Some remarks is that for this argument to work I've had to assume $F$ is $C^1$, so that I can apply the mean-value theorems twice, and finally finish it off with a continuity argument. I'm not sure if this proof can be strengthened so that we only have to assume $F$ is differentiable (rather than $C^1$).
Proof of Converse
Now we show the existence of such a vector field $H$; for this we'll show that $\text{curl}F$, defined by equation $(2)$ satisfies the conditions of $(1)$. Like I mentioned in the comments, I'm not sure how to do this without already appealing to Stokes theorem. With Stokes' theorem, this becomes quite simple.

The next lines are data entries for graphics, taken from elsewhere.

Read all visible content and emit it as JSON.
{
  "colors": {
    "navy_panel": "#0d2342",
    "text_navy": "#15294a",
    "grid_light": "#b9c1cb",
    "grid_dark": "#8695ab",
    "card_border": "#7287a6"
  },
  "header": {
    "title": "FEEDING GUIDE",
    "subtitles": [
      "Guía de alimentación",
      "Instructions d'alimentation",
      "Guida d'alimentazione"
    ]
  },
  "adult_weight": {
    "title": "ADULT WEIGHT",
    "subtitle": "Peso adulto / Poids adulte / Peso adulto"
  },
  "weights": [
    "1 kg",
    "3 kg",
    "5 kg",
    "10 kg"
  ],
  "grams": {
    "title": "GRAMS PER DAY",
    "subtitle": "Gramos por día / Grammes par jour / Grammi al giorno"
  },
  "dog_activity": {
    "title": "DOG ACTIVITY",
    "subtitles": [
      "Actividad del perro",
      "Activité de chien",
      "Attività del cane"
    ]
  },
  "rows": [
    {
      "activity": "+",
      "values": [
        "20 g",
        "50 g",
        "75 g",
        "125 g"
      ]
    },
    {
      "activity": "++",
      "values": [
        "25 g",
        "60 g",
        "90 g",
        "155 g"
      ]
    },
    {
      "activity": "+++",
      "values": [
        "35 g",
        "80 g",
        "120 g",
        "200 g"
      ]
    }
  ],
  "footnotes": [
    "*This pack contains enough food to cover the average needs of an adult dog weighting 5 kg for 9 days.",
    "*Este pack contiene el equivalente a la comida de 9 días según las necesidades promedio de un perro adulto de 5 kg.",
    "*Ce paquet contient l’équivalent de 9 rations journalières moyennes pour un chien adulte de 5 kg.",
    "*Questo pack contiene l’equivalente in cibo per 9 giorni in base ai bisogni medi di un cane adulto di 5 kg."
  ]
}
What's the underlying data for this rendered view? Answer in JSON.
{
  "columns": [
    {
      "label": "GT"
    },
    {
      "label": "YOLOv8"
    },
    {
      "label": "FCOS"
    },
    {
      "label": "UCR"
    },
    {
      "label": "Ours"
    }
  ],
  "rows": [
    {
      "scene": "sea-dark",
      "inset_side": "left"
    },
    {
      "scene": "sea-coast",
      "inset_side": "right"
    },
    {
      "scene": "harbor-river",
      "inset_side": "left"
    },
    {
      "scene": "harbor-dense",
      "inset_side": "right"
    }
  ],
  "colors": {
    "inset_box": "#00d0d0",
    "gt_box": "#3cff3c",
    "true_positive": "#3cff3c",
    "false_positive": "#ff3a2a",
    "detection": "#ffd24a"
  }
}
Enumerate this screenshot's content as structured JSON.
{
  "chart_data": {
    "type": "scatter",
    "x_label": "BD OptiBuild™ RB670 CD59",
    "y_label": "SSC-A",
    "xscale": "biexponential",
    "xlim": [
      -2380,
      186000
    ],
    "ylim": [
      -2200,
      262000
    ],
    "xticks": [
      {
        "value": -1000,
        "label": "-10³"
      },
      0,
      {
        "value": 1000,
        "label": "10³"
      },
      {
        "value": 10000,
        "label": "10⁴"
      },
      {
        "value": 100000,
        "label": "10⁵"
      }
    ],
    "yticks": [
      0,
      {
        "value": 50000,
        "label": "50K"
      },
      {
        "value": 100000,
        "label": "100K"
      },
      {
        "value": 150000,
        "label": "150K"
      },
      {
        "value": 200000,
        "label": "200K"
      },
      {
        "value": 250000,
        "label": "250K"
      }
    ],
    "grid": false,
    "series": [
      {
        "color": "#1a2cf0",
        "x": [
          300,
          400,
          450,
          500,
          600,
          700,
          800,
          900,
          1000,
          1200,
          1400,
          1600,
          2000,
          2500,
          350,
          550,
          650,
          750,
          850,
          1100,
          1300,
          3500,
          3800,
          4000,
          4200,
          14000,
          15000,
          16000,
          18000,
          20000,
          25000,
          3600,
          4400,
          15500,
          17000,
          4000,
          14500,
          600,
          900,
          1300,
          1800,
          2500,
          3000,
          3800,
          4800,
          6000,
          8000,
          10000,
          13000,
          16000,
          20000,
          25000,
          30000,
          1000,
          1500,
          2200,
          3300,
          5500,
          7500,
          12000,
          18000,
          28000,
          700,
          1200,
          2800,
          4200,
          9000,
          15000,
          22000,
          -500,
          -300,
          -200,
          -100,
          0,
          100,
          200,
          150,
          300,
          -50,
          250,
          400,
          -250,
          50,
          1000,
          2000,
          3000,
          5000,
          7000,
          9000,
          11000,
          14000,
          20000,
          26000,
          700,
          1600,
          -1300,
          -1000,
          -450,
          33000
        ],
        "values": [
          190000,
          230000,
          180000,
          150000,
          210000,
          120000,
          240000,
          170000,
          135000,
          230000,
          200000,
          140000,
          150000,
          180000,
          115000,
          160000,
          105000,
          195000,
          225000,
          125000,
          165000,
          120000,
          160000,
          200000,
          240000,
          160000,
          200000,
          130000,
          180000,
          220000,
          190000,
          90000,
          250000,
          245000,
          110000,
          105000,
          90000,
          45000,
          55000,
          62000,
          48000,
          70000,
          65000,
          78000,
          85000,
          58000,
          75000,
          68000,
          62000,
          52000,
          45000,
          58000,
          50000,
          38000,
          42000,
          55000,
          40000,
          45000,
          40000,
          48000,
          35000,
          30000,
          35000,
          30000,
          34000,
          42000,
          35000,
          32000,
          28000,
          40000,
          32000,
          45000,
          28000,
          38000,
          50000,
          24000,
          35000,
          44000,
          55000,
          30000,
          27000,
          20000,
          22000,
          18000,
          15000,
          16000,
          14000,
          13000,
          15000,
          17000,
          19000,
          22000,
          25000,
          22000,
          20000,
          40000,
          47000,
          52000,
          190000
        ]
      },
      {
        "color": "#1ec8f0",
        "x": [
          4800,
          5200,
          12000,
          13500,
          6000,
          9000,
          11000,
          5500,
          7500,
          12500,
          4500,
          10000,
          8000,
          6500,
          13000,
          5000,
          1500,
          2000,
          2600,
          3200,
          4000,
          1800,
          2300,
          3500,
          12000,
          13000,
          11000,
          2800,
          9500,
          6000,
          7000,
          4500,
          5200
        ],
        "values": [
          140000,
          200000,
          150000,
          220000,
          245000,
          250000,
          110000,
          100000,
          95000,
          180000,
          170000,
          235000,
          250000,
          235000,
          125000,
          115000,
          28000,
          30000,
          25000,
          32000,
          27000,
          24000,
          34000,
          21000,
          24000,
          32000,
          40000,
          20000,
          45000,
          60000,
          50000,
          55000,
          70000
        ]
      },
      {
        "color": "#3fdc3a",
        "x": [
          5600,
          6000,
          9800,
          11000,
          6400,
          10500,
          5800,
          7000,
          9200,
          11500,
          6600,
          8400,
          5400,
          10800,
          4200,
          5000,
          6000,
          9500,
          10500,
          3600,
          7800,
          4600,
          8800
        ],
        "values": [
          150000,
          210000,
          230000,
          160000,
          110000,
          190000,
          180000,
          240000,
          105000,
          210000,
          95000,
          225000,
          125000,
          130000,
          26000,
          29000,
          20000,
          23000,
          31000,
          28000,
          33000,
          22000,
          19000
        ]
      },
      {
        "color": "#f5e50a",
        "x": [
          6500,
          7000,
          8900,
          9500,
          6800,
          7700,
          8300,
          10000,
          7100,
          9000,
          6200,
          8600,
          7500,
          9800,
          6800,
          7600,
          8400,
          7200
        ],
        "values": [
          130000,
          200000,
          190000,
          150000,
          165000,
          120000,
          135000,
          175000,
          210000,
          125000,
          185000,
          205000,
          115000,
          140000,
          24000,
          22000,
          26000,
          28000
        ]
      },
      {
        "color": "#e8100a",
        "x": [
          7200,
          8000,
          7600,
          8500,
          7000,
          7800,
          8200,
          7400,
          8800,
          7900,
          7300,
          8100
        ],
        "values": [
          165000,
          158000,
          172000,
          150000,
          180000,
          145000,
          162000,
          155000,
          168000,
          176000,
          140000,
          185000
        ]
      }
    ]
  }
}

Let $p\in A$, $\epsilon > 0$ and let $S\subset A$ be any "nice surface". Since $\langle\text{curl}(F), n\rangle$ is a continuous function on $S$, there is an open neighbourhood $U$ around $p$ in $S$ such that for all $q\in U$, \begin{align} \left|\langle \text{curl}F(q), n(q)\rangle - \langle \text{curl}F(p), n(p)\rangle\right| & \leq \epsilon \end{align} Now, for any "nice surface" $M\subset U$ (with unit normal being the restriction of the one already on $S$), we have by Stokes theorem: \begin{align} \left|\dfrac{1}{|M|}\int_{\partial M}\langle F,\tau\rangle \, dl - \langle \text{curl} F(p), n(p) \rangle\right| &= \dfrac{1}{|M|}\left|\int_M \langle \text{curl}F, n\rangle \, dA - \int_M \langle \text{curl} F(p), n(p) \rangle\, dA\right| \\ &\leq \dfrac{1}{|M|}\int_M \left|\langle\text{curl }F, n\rangle - \langle\text{curl }F(p), n(p)\rangle \right| \, dA \\ & \leq \dfrac{1}{|M|} \epsilon |M| \\ &= \epsilon. \end{align} This completes the proof of existence.